估计局部蛋白质图谱-图谱比对的统计显著性。

Estimating statistical significance of local protein profile-profile alignments.

机构信息

Institute of Biotechnology, Life Sciences Center, Vilnius University, Saulėtekio al. 7, Vilnius, 10257, Lithuania.

出版信息

BMC Bioinformatics. 2019 Aug 13;20(1):419. doi: 10.1186/s12859-019-2913-3.

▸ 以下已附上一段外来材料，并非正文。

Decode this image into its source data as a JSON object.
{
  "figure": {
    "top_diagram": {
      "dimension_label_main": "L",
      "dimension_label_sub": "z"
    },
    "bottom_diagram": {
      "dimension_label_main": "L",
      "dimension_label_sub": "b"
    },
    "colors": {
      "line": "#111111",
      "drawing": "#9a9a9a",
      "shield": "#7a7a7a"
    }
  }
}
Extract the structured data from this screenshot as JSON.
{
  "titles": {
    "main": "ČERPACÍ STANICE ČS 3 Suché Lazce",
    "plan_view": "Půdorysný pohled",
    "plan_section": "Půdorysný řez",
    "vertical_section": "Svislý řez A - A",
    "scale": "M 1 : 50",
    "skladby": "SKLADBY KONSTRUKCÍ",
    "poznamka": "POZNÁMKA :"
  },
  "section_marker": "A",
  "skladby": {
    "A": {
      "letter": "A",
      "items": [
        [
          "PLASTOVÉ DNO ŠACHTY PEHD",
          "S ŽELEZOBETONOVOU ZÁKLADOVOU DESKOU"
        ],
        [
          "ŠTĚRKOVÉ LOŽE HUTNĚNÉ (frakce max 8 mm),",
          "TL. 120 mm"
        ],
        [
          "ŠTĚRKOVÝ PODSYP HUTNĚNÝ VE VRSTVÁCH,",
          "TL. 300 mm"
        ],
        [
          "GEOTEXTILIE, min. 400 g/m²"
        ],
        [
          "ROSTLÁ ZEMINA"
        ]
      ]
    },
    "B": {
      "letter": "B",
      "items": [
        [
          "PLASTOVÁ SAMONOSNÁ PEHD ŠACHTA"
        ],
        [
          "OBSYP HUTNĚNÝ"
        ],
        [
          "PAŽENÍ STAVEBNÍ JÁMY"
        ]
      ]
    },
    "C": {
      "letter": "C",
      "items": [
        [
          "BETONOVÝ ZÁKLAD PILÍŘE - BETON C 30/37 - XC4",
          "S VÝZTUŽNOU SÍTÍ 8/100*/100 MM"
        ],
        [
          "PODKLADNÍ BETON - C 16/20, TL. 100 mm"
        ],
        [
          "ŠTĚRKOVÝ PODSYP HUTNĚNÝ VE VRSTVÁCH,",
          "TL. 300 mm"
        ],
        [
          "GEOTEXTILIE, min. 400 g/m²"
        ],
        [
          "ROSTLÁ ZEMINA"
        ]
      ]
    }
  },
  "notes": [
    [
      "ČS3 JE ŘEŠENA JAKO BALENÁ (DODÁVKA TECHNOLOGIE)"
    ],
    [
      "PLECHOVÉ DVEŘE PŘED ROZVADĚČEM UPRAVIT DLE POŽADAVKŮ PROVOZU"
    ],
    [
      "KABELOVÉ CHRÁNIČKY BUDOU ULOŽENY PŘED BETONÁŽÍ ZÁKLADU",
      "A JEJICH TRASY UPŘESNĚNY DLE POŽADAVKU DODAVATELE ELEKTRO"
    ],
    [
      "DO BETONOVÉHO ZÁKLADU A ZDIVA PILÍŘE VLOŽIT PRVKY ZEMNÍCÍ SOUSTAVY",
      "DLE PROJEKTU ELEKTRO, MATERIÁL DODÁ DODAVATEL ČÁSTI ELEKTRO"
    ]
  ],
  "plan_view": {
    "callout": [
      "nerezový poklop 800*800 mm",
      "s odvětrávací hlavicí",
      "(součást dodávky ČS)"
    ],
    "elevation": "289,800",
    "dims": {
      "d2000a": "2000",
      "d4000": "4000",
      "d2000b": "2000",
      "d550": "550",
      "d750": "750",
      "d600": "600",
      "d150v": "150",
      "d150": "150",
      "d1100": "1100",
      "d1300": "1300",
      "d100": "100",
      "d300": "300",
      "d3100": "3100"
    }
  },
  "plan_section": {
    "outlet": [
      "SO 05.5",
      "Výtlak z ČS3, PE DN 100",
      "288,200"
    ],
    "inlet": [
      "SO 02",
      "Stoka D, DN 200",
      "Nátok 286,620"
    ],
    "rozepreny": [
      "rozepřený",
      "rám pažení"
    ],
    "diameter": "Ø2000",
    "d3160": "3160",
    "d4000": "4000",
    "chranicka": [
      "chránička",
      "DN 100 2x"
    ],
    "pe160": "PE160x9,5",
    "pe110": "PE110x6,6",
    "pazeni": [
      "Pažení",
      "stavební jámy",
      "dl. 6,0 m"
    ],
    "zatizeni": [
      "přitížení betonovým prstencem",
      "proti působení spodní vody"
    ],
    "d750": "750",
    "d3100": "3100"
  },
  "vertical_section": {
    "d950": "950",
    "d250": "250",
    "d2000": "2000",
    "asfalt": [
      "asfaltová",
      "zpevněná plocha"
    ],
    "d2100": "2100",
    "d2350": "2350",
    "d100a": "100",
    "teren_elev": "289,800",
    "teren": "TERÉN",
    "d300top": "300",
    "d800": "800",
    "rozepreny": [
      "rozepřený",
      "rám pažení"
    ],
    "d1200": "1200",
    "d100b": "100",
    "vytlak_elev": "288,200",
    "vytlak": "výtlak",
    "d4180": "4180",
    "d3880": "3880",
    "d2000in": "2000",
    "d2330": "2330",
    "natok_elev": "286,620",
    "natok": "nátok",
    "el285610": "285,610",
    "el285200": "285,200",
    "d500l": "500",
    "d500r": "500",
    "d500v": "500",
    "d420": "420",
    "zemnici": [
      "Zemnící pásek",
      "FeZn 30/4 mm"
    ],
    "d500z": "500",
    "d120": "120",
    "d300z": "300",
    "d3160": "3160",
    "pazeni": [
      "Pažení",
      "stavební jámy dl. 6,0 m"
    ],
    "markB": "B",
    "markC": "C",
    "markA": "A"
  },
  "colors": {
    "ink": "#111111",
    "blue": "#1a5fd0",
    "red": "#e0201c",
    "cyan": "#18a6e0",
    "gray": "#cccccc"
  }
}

DOI:10.1186/s12859-019-2913-3

PMID:31409275

原文链接:https://pmc.ncbi.nlm.nih.gov/articles/PMC6693267/

Abstract

BACKGROUND

Alignment of sequence families described by profiles provides a sensitive means for establishing homology between proteins and is important in protein evolutionary, structural, and functional studies. In the context of a steadily growing amount of sequence data, estimating the statistical significance of alignments, including profile-profile alignments, plays a key role in alignment-based homology search algorithms. Still, it is an open question as to what and whether one type of distribution governs profile-profile alignment score, especially when profile-profile substitution scores involve such terms as secondary structure predictions.

RESULTS

This study presents a methodology for estimating the statistical significance of this type of alignments. The methodology rests on a new algorithm developed for generating random profiles such that their alignment scores are distributed similarly to those obtained for real unrelated profiles. We show that improvements in statistical accuracy and sensitivity and high-quality alignment rate result from statistically characterizing alignments by establishing the dependence of statistical parameters on various measures associated with both individual and pairwise profile characteristics. Implemented in the COMER software, the proposed methodology yielded an increase of up to 34.2% in the number of true positives and up to 61.8% in the number of high-quality alignments with respect to the previous version of the COMER method.

CONCLUSIONS

The more accurate estimation of statistical significance is implemented in the COMER method, which is now more sensitive and provides an increased rate of high-quality profile-profile alignments. The results of the present study also suggest directions for future research.

摘要

背景

通过轮廓描述的序列家族对齐为蛋白质之间的同源性提供了一种敏感的方法，在蛋白质进化、结构和功能研究中非常重要。在序列数据不断增长的情况下，评估对齐的统计显著性，包括轮廓轮廓对齐，在基于对齐的同源性搜索算法中起着关键作用。然而，什么和是否有一种分布控制轮廓轮廓对齐分数仍然是一个悬而未决的问题，特别是当轮廓轮廓替换分数涉及到二级结构预测等术语时。

结果

本研究提出了一种用于估计这种类型的对齐的统计显著性的方法。该方法基于一种新的算法，用于生成随机轮廓，使得它们的对齐分数与为真实不相关的轮廓获得的分数分布相似。我们表明，通过建立统计参数与与单个和成对轮廓特征相关的各种措施的依赖性，通过统计特征描述对齐来提高统计准确性和敏感性以及高质量对齐率。在 COMER 软件中实现的，所提出的方法与 COMER 方法的前一个版本相比，在真阳性的数量上增加了高达 34.2%，在高质量对齐的数量上增加了高达 61.8%。